The first kidney transplant in the UK was performed in Edinburgh by Sir Michael Woodruff and his team on 30th October, 1960, between identical twins.
The first successful kidney transplant using an organ taken from a cadaver was in 1962 (Haeger K, 1989), made possible by the development of the first effective drug to prevent rejection, azathioprine.
When due to kidney failure function is decreased considerably (less than 10%) then only treatment to save life is dialysis as generally immediate facilities for transplant are not available in permanent kidney failure patients.Therefore either Hemodialysis (blood dialysis) or Peritoneal(abdominal) Dialysis is performed. Delay may prove fatal.
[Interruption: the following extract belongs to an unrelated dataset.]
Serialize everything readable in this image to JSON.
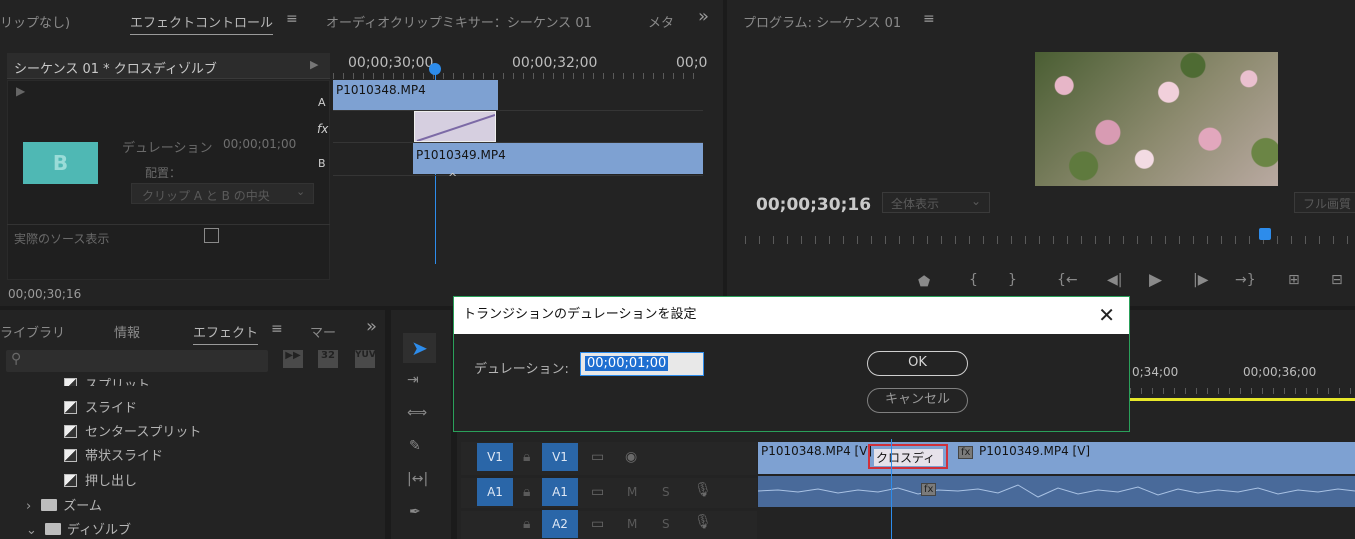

Process of Dialysis involves the following features:
1) Removes toxic waste products from the body not being removed by the sick kidneys
2) Removes excess fluids from the body. Excess fluids in lungs cause breathlessness
3) Neutralizes and removes excess acids from the blood
4) Balances level of various salts in the body which may be dangerously disturbed in kidney failure
5) Provides energy to the body through Glucose in the Dialysis fluid
In one Hemodialysis session of 4-hours 120 litres of Salts solution (Dialysate-mixture of water and Hemodialysis concentrate) passes against blood intervened by a membrane. This solution purifies the blood taking away unwanted material and giving the blood required electrolyte and glucose. Therefore the quality of water through water treated plant (RO) should be excellent according to well-defined international standards (BP/EP/AAMI).
If Hemodialysis Concentrate is of good quality but quality of water from RO plant in Dialysis centre is poor, it will cause toxicity or low-grade poisoning leading to long-term adverse effects and some sometimes severe consequences for all the patients. Hence RO water plant should be strictly maintained to provide the highest required quality of water.